La fermentation secondaire, ou garde, va permettre d’achever la fermentation, de saturer la bière en gaz carbonique naturel (de 4,5 à 5 g de CO2 par litre), d’affiner la bière (maturation), de précipiter le trouble au froid de la bière de constitution protéo-tannique. Cette maturation peut durer deux semaines pour une bière bock et six à douze semaines pour une bière de luxe ; on évite toute oxydation de la bière, et cela depuis le début de la fermentation. Pour chaque bière, il existe une durée optimale de garde.

Au cours de la fermentation secondaire, on peut traiter la bière en vue de lui assurer une bonne stabilité colloïdale une fois soutirée et stockée (réducteurs, bentonites, gel de silice, tanins, enzymes protéolytiques).

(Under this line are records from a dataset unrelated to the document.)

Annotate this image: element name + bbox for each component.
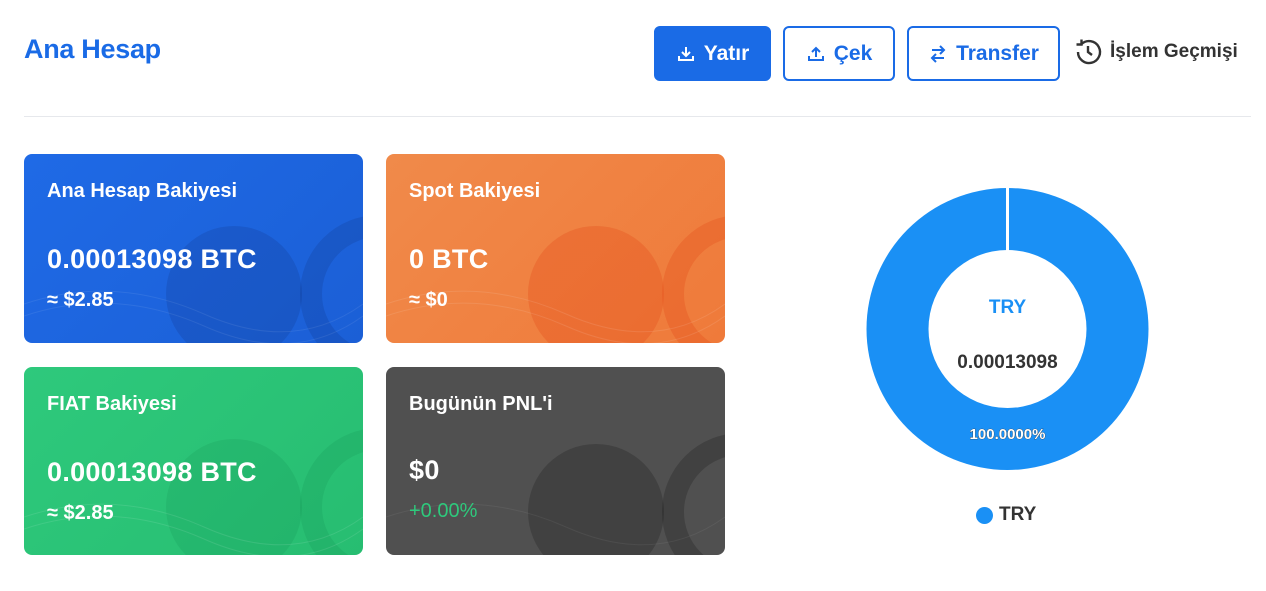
- deposit-button[interactable]: Yatır: [654, 26, 771, 81]
- pnl-card: Bugünün PNL'i $0 +0.00%: [386, 367, 725, 555]
- card-amount: 0.00013098 BTC: [47, 457, 257, 487]
- transfer-button[interactable]: Transfer: [907, 26, 1060, 81]
- download-icon: [677, 46, 694, 61]
- deposit-label: Yatır: [703, 41, 750, 65]
- slice-percent-label: 100.0000%: [970, 426, 1046, 443]
- header-divider: [24, 116, 1251, 117]
- pnl-change: +0.00%: [409, 500, 478, 522]
- card-label: Ana Hesap Bakiyesi: [47, 180, 238, 202]
- card-amount: $0: [409, 455, 440, 485]
- card-usd-value: ≈ $2.85: [47, 289, 114, 311]
- card-usd-value: ≈ $2.85: [47, 502, 114, 524]
- balance-donut-chart: TRY 0.00013098 100.0000%: [866, 188, 1149, 470]
- card-amount: 0 BTC: [409, 244, 489, 274]
- spot-balance-card: Spot Bakiyesi 0 BTC ≈ $0: [386, 154, 725, 343]
- card-label: Spot Bakiyesi: [409, 180, 541, 202]
- card-amount: 0.00013098 BTC: [47, 244, 257, 274]
- card-label: Bugünün PNL'i: [409, 393, 553, 415]
- donut-center-value: 0.00013098: [957, 352, 1057, 373]
- chart-legend: TRY: [976, 504, 1036, 526]
- donut-center-label: TRY: [989, 297, 1027, 318]
- main-balance-card: Ana Hesap Bakiyesi 0.00013098 BTC ≈ $2.8…: [24, 154, 363, 343]
- transfer-arrows-icon: [930, 44, 946, 63]
- donut-hole: [928, 250, 1087, 408]
- history-label: İşlem Geçmişi: [1110, 41, 1238, 62]
- fiat-balance-card: FIAT Bakiyesi 0.00013098 BTC ≈ $2.85: [24, 367, 363, 555]
- legend-label: TRY: [999, 504, 1037, 525]
- card-label: FIAT Bakiyesi: [47, 393, 177, 415]
- page-title: Ana Hesap: [24, 34, 161, 64]
- withdraw-button[interactable]: Çek: [783, 26, 895, 81]
- history-clock-icon: [1076, 39, 1102, 65]
- transaction-history-link[interactable]: İşlem Geçmişi: [1072, 34, 1238, 70]
- withdraw-label: Çek: [833, 41, 873, 65]
- legend-swatch: [976, 506, 993, 524]
- upload-icon: [807, 46, 824, 61]
- card-usd-value: ≈ $0: [409, 289, 448, 311]
- transfer-label: Transfer: [956, 41, 1039, 65]
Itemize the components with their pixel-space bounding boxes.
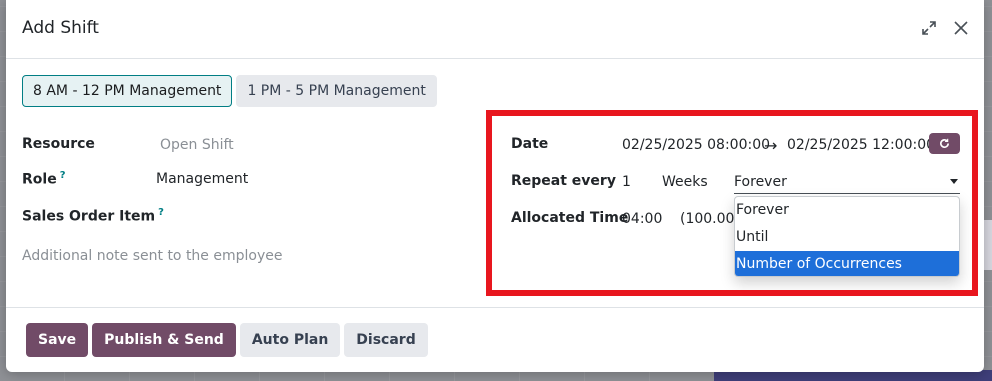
- expand-arrows-icon[interactable]: [917, 16, 941, 40]
- resource-label: Resource: [22, 136, 95, 152]
- note-field[interactable]: Additional note sent to the employee: [22, 248, 282, 264]
- sales-order-item-label: Sales Order Item?: [22, 207, 164, 225]
- sales-order-item-help-icon[interactable]: ?: [158, 207, 164, 218]
- publish-send-button[interactable]: Publish & Send: [92, 323, 236, 357]
- role-help-icon[interactable]: ?: [60, 170, 66, 181]
- save-button[interactable]: Save: [26, 323, 89, 357]
- close-x-icon[interactable]: [949, 16, 973, 40]
- dialog-header: Add Shift: [6, 0, 984, 59]
- template-button-afternoon[interactable]: 1 PM - 5 PM Management: [236, 75, 437, 107]
- template-button-morning[interactable]: 8 AM - 12 PM Management: [22, 75, 233, 107]
- shift-templates: 8 AM - 12 PM Management 1 PM - 5 PM Mana…: [22, 75, 437, 107]
- discard-button[interactable]: Discard: [344, 323, 428, 357]
- footer-divider: [6, 307, 984, 308]
- dialog-title: Add Shift: [22, 18, 99, 38]
- auto-plan-button[interactable]: Auto Plan: [239, 323, 341, 357]
- sales-order-item-label-text: Sales Order Item: [22, 208, 156, 225]
- highlight-annotation: [486, 110, 978, 296]
- role-label-text: Role: [22, 171, 57, 188]
- resource-field[interactable]: Open Shift: [160, 137, 234, 153]
- role-label: Role?: [22, 170, 66, 188]
- role-field[interactable]: Management: [156, 171, 248, 187]
- dialog-footer: Save Publish & Send Auto Plan Discard: [26, 323, 428, 357]
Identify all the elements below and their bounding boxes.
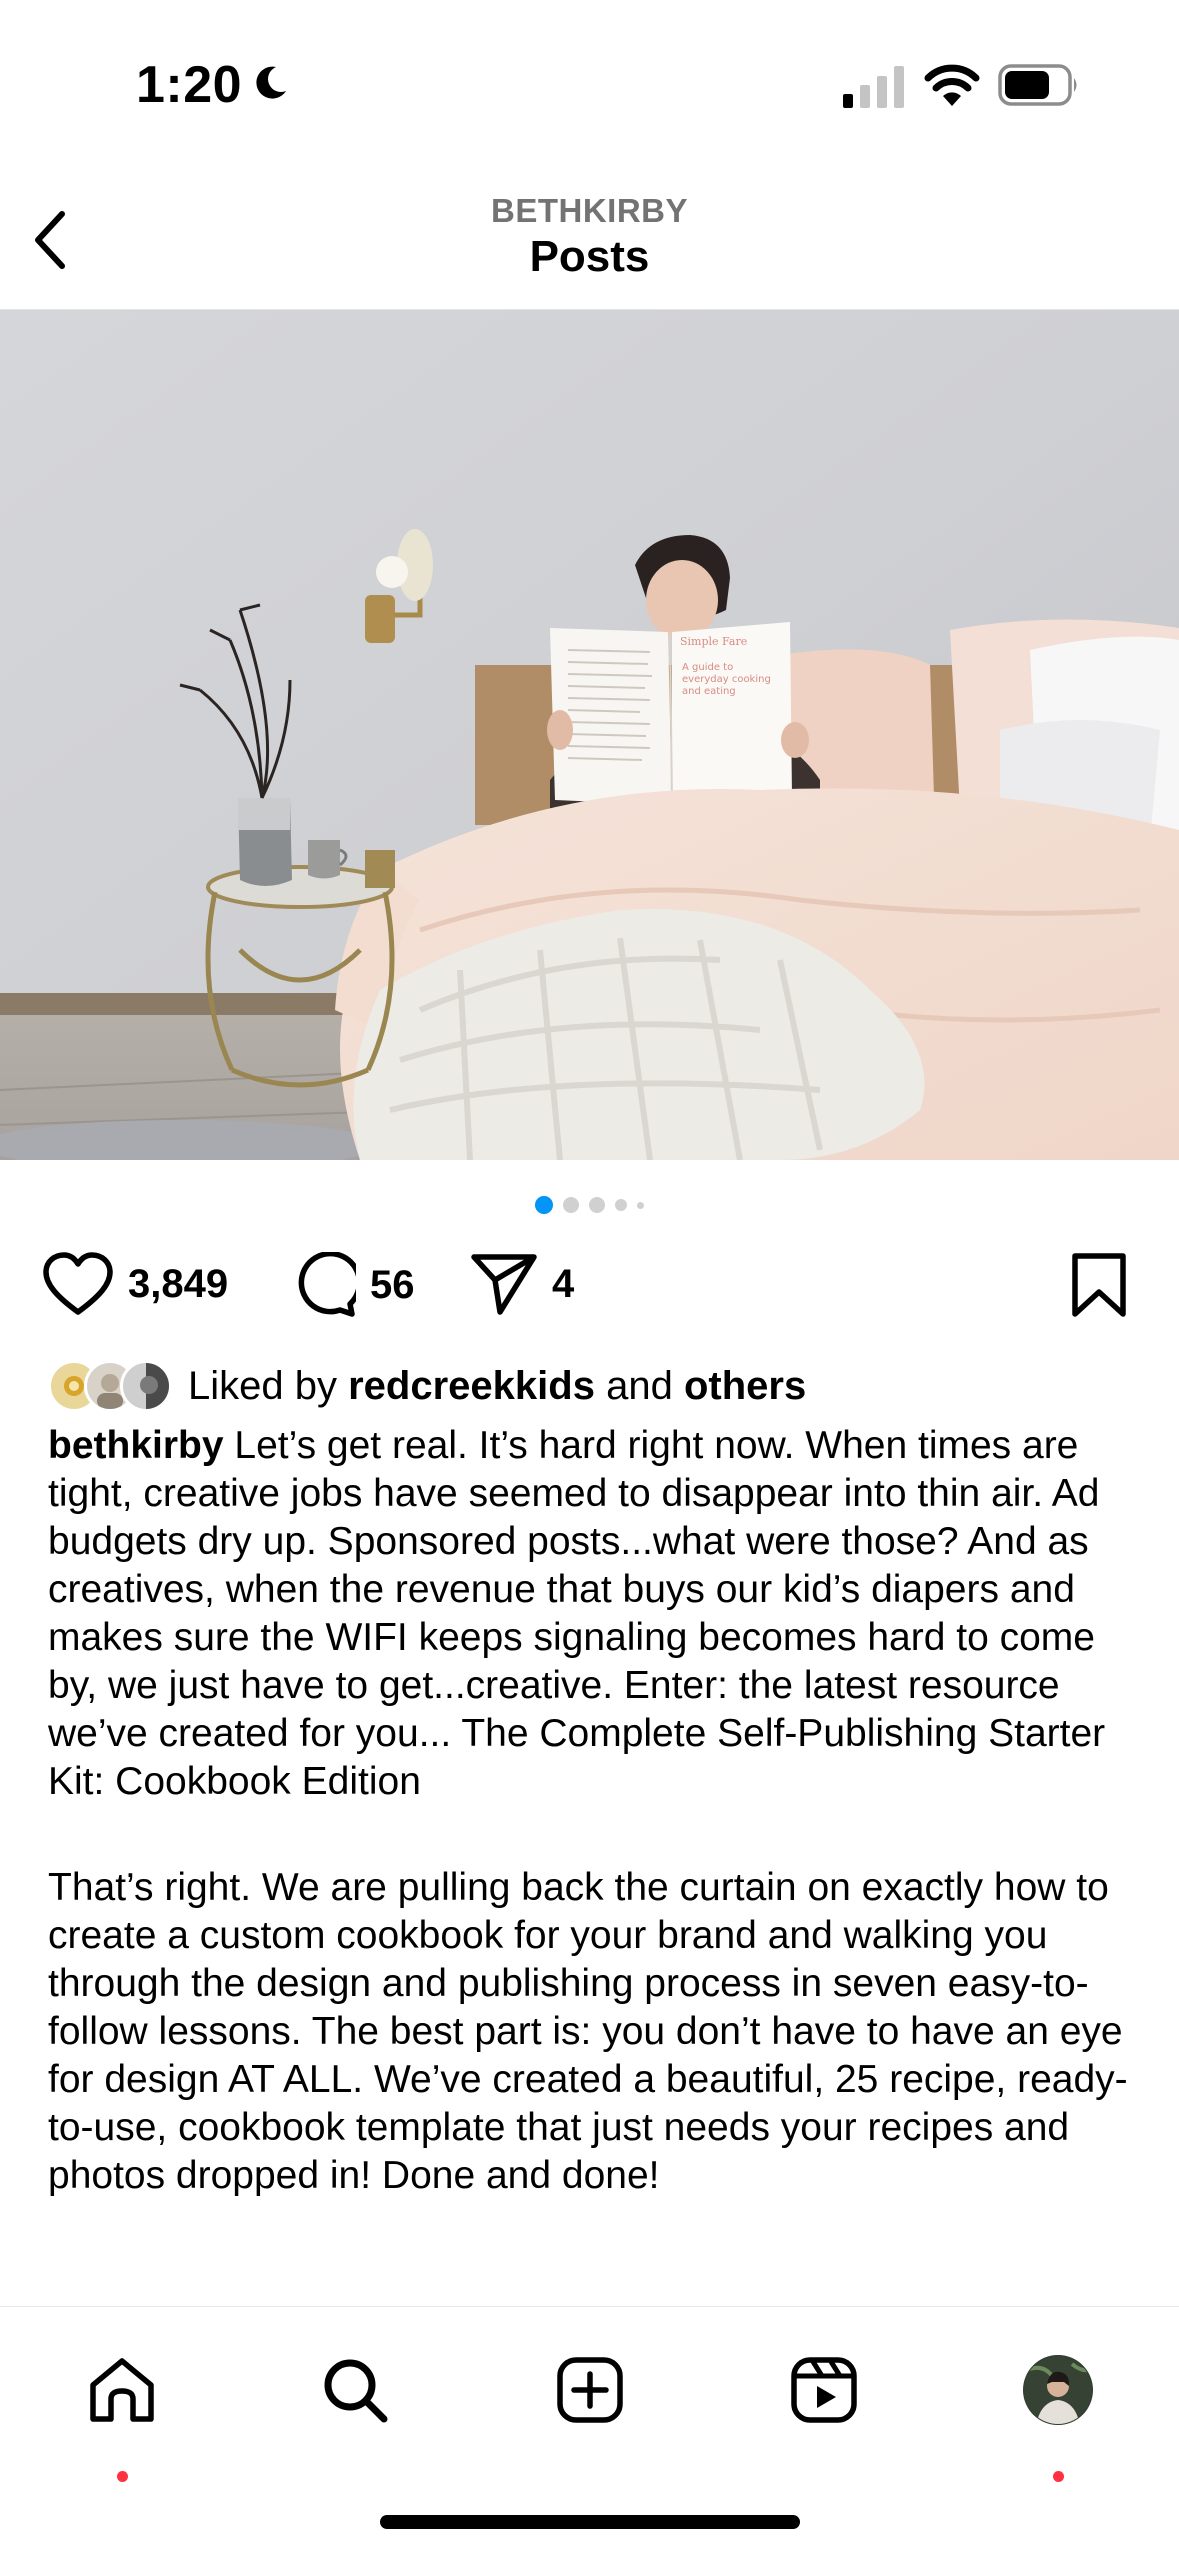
cellular-signal-icon — [843, 66, 904, 108]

Aux États-Unis, la fermentation secondaire comprend deux phases ; la première dure de une à trois semaines, puis, après une filtration grossière, la bière part dans une cave de maturation et de traitement (finishing) pendant à peu près le même temps.

Dans certaines bières belges, dites « des trappistes », la bière filtrée est mise en bouteilles avec un peu de sirop de sucre et une levure spéciale. Une fermentation tertiaire se produit alors dans une chambre d’incubation à 25 °C ; la levure spéciale fermente, puis flocule et va se coller au fond de la bouteille. La bière a une forte saturation et gagne un goût spécial très agréable.

Depuis la réfrigération du moût, le brasseur est obligé de travailler en milieu stérile, car le moût est un milieu nutritif très fragile. En effet, les bactéries lactiques (sarcines, Lactobacillus pastorianus) sont des bactéries d’infection très dangereuses pour la bière, qui, infectée, s’acidifie, se trouble et devient imbuvable.

Le brasseur prend donc des mesures spéciales de nettoyage, de désinfection et de stérilisation de son matériel et de ses locaux.

• La filtration de la bière. Elle a pour but de la rendre brillante en éliminant les levures en suspension de la fermentation secondaire et le trouble au froid formé en cave de garde : au cours de la filtration, si elle est très serrée, il peut y avoir une légère absorption de matières amères et de substances moussantes.

Autrefois, on filtrait la bière dans un filtre à masse, dont les gâteaux de masse filtrante étaient constitués de fibres de coton et d’amiante. Ce procédé est désormais remplacé par la filtration sur kieselguhr.

Le kieselguhr provient d’une roche fossile contenant des carapaces de Diatomées marines ou d’eau douce de 1 à 15 microns. La roche est broyée, calcinée et calibrée afin d’obtenir des adjuvants de filtration de différentes caractéristiques (rapides, moyens, lents).